Emergency Physician Due Process Protections
Due process protections are a standard component of hospital medical staff bylaws, which outline disciplinary procedures and processes for fair hearings. The right to due process is critical to ensuring that you and your colleagues can practice in a fair, equitable, and supportive environment, free from undue threats of retribution or termination. These protections should cover all physicians who work under the hospital, but in reality, many emergency physicians are explicitly deprived of these rights for reasons outside your control. Hospitals, health systems, or physician groups can require a “waiver of due process rights” clause in the contracts they offer to emergency physicians. In many cases, if you want to practice, you simply have no alternative but to accept the terms of these contracts. This deprives you of your autonomy to make medical decisions, limits your ability to raise patient safety concerns, and leaves you vulnerable to retaliation for speaking out.

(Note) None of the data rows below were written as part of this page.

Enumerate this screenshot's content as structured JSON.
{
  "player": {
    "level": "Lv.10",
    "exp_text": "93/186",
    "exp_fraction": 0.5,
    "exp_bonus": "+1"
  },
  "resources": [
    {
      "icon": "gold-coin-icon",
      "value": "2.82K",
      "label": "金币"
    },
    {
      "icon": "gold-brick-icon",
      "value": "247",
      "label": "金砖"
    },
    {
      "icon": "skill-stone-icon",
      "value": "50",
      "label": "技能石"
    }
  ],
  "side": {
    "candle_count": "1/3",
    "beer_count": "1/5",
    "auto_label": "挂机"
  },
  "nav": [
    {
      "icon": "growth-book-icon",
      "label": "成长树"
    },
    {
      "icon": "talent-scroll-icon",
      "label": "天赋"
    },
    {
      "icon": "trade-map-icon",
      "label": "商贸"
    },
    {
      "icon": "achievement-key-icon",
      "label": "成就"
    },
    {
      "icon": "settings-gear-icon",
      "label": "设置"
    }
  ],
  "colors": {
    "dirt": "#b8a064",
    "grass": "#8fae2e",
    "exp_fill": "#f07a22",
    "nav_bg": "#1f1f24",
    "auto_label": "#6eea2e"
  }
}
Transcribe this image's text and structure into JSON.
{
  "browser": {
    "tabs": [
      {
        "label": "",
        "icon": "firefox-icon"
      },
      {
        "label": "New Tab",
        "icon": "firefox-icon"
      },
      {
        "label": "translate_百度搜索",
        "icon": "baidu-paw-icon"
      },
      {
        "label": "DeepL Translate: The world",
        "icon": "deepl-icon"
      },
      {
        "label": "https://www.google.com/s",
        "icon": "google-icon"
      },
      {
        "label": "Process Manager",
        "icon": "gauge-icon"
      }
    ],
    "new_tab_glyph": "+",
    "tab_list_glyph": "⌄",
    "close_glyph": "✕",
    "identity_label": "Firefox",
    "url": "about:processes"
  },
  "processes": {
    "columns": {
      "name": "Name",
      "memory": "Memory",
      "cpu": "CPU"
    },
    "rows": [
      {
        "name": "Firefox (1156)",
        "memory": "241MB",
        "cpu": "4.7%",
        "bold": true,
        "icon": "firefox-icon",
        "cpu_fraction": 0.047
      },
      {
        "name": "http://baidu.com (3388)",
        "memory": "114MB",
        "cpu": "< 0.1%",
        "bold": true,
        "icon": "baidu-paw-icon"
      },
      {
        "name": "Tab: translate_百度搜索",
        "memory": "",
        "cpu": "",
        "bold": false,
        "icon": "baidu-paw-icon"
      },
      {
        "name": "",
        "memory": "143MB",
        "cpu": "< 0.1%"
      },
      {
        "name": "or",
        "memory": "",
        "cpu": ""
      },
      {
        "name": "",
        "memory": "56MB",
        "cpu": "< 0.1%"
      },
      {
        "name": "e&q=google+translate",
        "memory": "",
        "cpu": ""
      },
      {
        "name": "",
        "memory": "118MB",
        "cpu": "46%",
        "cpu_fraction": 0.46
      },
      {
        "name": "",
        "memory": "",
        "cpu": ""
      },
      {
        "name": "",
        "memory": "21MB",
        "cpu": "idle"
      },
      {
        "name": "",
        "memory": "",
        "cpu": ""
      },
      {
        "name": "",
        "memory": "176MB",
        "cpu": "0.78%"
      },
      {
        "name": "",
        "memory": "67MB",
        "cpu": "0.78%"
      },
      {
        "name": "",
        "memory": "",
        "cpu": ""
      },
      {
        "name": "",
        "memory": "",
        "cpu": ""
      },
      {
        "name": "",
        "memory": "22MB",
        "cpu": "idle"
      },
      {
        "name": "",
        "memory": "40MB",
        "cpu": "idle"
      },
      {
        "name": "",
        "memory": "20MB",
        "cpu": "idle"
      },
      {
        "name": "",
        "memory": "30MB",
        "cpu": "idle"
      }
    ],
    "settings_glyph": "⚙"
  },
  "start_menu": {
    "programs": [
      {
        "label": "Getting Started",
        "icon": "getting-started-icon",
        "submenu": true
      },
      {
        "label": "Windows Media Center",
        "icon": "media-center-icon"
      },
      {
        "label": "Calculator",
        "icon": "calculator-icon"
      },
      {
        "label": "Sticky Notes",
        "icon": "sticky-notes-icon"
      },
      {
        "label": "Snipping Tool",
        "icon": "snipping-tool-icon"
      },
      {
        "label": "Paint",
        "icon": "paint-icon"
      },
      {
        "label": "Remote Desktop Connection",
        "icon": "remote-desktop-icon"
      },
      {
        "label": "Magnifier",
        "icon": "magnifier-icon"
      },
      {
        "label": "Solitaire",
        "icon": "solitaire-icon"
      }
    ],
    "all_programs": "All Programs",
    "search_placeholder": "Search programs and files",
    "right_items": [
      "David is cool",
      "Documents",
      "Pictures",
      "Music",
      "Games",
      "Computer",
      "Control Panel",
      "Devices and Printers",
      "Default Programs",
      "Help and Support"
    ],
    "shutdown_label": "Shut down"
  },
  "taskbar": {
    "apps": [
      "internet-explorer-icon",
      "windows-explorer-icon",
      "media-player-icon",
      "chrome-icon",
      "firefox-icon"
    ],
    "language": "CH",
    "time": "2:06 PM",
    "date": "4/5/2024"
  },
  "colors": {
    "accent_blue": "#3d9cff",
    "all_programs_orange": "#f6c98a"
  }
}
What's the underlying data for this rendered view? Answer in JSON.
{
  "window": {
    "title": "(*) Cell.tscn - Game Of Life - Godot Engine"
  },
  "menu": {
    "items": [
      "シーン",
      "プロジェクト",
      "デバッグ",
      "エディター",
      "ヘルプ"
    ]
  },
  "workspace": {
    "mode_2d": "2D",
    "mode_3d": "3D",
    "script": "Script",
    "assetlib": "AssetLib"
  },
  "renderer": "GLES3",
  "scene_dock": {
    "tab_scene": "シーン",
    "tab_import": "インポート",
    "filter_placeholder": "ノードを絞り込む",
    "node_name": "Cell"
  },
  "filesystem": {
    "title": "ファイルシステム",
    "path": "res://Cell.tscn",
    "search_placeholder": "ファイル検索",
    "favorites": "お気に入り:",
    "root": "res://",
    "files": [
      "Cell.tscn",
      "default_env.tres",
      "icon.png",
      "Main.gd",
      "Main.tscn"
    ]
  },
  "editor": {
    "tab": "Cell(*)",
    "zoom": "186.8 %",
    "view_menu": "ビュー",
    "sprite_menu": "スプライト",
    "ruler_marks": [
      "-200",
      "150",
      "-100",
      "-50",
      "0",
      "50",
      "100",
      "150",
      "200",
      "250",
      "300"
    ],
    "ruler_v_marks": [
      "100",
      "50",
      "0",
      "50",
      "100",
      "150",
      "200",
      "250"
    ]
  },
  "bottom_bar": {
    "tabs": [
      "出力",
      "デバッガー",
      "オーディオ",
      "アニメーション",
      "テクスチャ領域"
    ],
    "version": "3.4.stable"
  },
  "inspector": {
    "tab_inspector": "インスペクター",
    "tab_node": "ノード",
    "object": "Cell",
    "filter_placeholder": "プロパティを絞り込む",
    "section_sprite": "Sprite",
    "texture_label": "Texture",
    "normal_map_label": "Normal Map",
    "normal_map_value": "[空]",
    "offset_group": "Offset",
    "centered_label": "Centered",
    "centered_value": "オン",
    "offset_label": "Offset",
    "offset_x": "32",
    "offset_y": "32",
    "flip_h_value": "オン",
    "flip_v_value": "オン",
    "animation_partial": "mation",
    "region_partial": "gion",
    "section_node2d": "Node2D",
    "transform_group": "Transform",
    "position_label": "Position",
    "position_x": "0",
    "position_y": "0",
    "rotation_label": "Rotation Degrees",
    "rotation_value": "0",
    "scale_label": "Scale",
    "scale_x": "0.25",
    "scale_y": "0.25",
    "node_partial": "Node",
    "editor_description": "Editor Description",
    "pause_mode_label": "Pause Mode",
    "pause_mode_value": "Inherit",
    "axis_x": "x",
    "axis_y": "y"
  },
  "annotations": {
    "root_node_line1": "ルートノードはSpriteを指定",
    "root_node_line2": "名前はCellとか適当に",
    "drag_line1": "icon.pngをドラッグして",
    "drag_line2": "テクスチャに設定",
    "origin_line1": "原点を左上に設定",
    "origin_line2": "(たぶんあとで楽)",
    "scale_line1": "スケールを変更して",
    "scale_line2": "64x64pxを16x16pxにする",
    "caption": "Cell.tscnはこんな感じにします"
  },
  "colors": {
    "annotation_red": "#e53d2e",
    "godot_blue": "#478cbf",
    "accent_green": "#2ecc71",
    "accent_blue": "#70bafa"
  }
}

Notably, due process was a significant issue that ACEP members brought up in a questionnaire that assessed the impact of a recent merger or acquisition. As I noted in last week’s blog post, over fifty percent of respondents to the questionnaire indicated that their due process rights worsened or were eliminated after the merger of their practice.
While this has long been a problem, the COVID-19 pandemic highlighted how health care workers were threatened, silenced, or simply terminated for raising patient safety concerns or a lack of PPE to protect yourselves. Some physicians were terminated even when they were needed most during the greatest public health crisis of our time.
Safeguarding the right to due process helps sustain and advance quality patient care and safety. All emergency physician contracts should include a due process clause, regardless of whether you are directly employed by a hospital or you provide emergency medical services through a group or individual contract.
The “ER Hero and Patient Safety Act”, previously introduced by Senator Roger Marshall, MD (R-KS), and Representative Raul Ruiz, MD (D-CA), ensures that due process rights are protected for all emergency physicians, regardless of who employs them directly. Expected to be reintroduced soon, this straightforward legislation requires the U.S. Department of Health and Human Services (HHS), through regulations, to extend due process rights to emergency physicians employed by a third-party contractor. Attendees at LAC will be asking their legislators to cosponsor the “ER Hero and Patient Safety Act” when introduced.
All in all, if you attend LAC, you will have the chance to advocate on these three critical issues and truly make a difference in the lives of your emergency physician colleagues, other health care professionals, and patients.